Management Risk: In managing the Fund’s portfolio, the Adviser engages one or more sub-advisers to make
investment decisions for a portion of or the entire portfolio. There is a risk that the Adviser may be unable to identify and retain sub-advisers who achieve superior investment returns relative to other similar sub-advisers.
Economic and Market Events Risk: Events in the U.S. and global financial markets, including actions taken by the U.S.
Federal Reserve or foreign central banks to stimulate or stabilize economic growth, may at times, and for varying periods of time, result in unusually high
market volatility, which could negatively impact the Fund’s performance and cause the Fund to experience illiquidity, shareholder redemptions, or
other potentially adverse effects. Reduced liquidity in credit and fixed-income markets could negatively affect issuers worldwide. Financial institutions could suffer losses as interest rates rise or economic conditions deteriorate. In addition, the Fund’s service providers are susceptible to operational and information or cyber security risks that could result in losses to a Fund and its shareholders.
ESG Investing Risk: The Fund's sub-adviser may consider ESG factors that it deems relevant or additive, along
with other material factors and analysis, when selecting investments for the Fund. The Fund’s ESG criteria may cause the Fund to forgo opportunities to buy certain securities, or forgo opportunities to gain exposure to certain industries, sectors, regions and countries. In addition, the Fund may be required to sell a security when it might otherwise be disadvantageous for it to do so.

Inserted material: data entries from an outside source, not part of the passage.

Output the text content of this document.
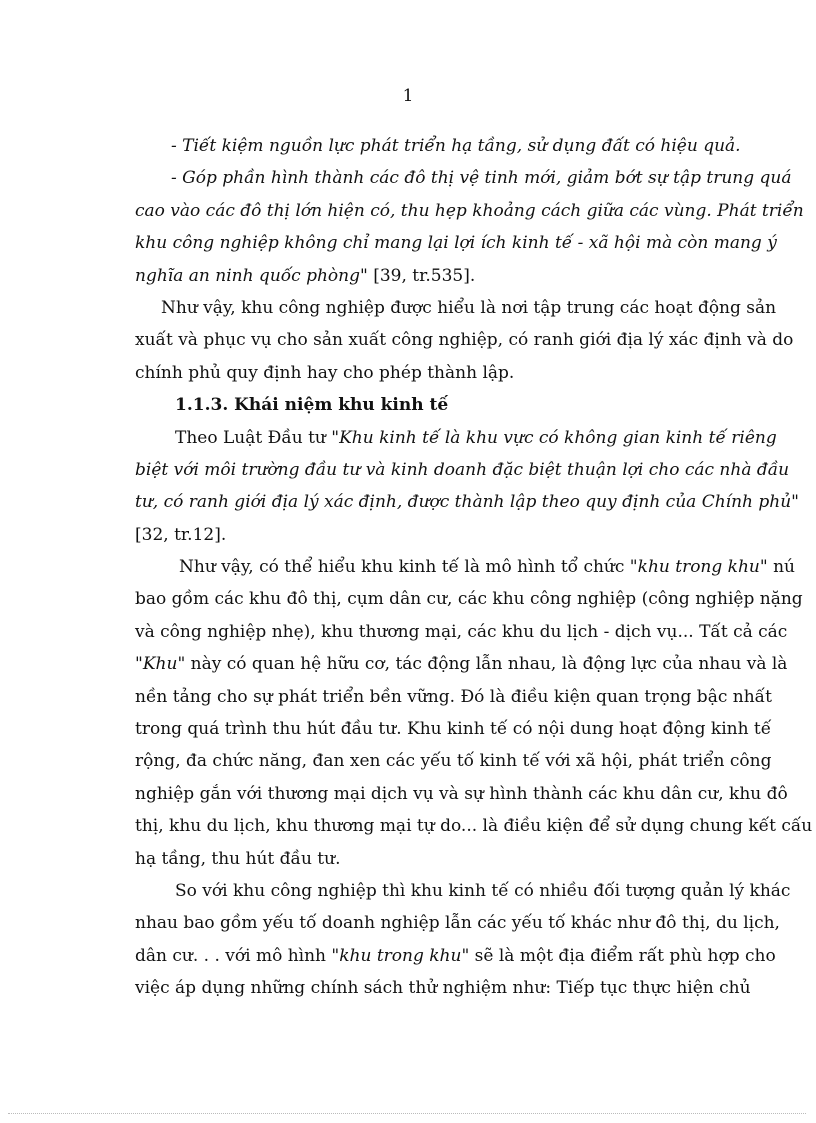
1
- Tiết kiệm nguồn lực phát triển hạ tầng, sử dụng đất có hiệu quả.
- Góp phần hình thành các đô thị vệ tinh mới, giảm bớt sự tập trung quá
cao vào các đô thị lớn hiện có, thu hẹp khoảng cách giữa các vùng. Phát triển
khu công nghiệp không chỉ mang lại lợi ích kinh tế - xã hội mà còn mang ý
nghĩa an ninh quốc phòng" [39, tr.535].
Như vậy, khu công nghiệp được hiểu là nơi tập trung các hoạt động sản
xuất và phục vụ cho sản xuất công nghiệp, có ranh giới địa lý xác định và do
chính phủ quy định hay cho phép thành lập.
1.1.3. Khái niệm khu kinh tế
Theo Luật Đầu tư "Khu kinh tế là khu vực có không gian kinh tế riêng
biệt với môi trường đầu tư và kinh doanh đặc biệt thuận lợi cho các nhà đầu
tư, có ranh giới địa lý xác định, được thành lập theo quy định của Chính phủ"
[32, tr.12].
Như vậy, có thể hiểu khu kinh tế là mô hình tổ chức "khu trong khu" nú
bao gồm các khu đô thị, cụm dân cư, các khu công nghiệp (công nghiệp nặng
và công nghiệp nhẹ), khu thương mại, các khu du lịch - dịch vụ... Tất cả các
"Khu" này có quan hệ hữu cơ, tác động lẫn nhau, là động lực của nhau và là
nền tảng cho sự phát triển bền vững. Đó là điều kiện quan trọng bậc nhất
trong quá trình thu hút đầu tư. Khu kinh tế có nội dung hoạt động kinh tế
rộng, đa chức năng, đan xen các yếu tố kinh tế với xã hội, phát triển công
nghiệp gắn với thương mại dịch vụ và sự hình thành các khu dân cư, khu đô
thị, khu du lịch, khu thương mại tự do... là điều kiện để sử dụng chung kết cấu
hạ tầng, thu hút đầu tư.
So với khu công nghiệp thì khu kinh tế có nhiều đối tượng quản lý khác
nhau bao gồm yếu tố doanh nghiệp lẫn các yếu tố khác như đô thị, du lịch,
dân cư. . . với mô hình "khu trong khu" sẽ là một địa điểm rất phù hợp cho
việc áp dụng những chính sách thử nghiệm như: Tiếp tục thực hiện chủ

Foreign Securities Risk: Investing in foreign securities poses additional
risks since political and economic events unique in a country or region will affect those markets and their issuers, while such events may not necessarily
affect the U.S. economy or issuers located in the United States. In addition, investments in foreign securities are generally denominated in foreign currency. As a result, changes in the value of those currencies compared to the U.S. dollar may affect (positively or negatively) the value of the Fund’s investments. There are also risks associated with foreign accounting standards, government regulation, market information, and clearance and settlement procedures. To the extent that the securities held by the Fund trade on foreign exchanges or in foreign markets that may be closed when the U.S. market is open, there are likely to be deviations between the current price of the securities held by the Fund and their last quoted price or the securities’ quote from the closed foreign market. Foreign markets may be less liquid and more volatile than U.S. markets and offer less protection to investors. To the extent a Fund focuses its investments in a single country or only a few countries in a particular geographic region, economic, political, regulatory or other conditions affecting such country or region may have a greater impact on Fund performance relative to a more geographically diversified fund.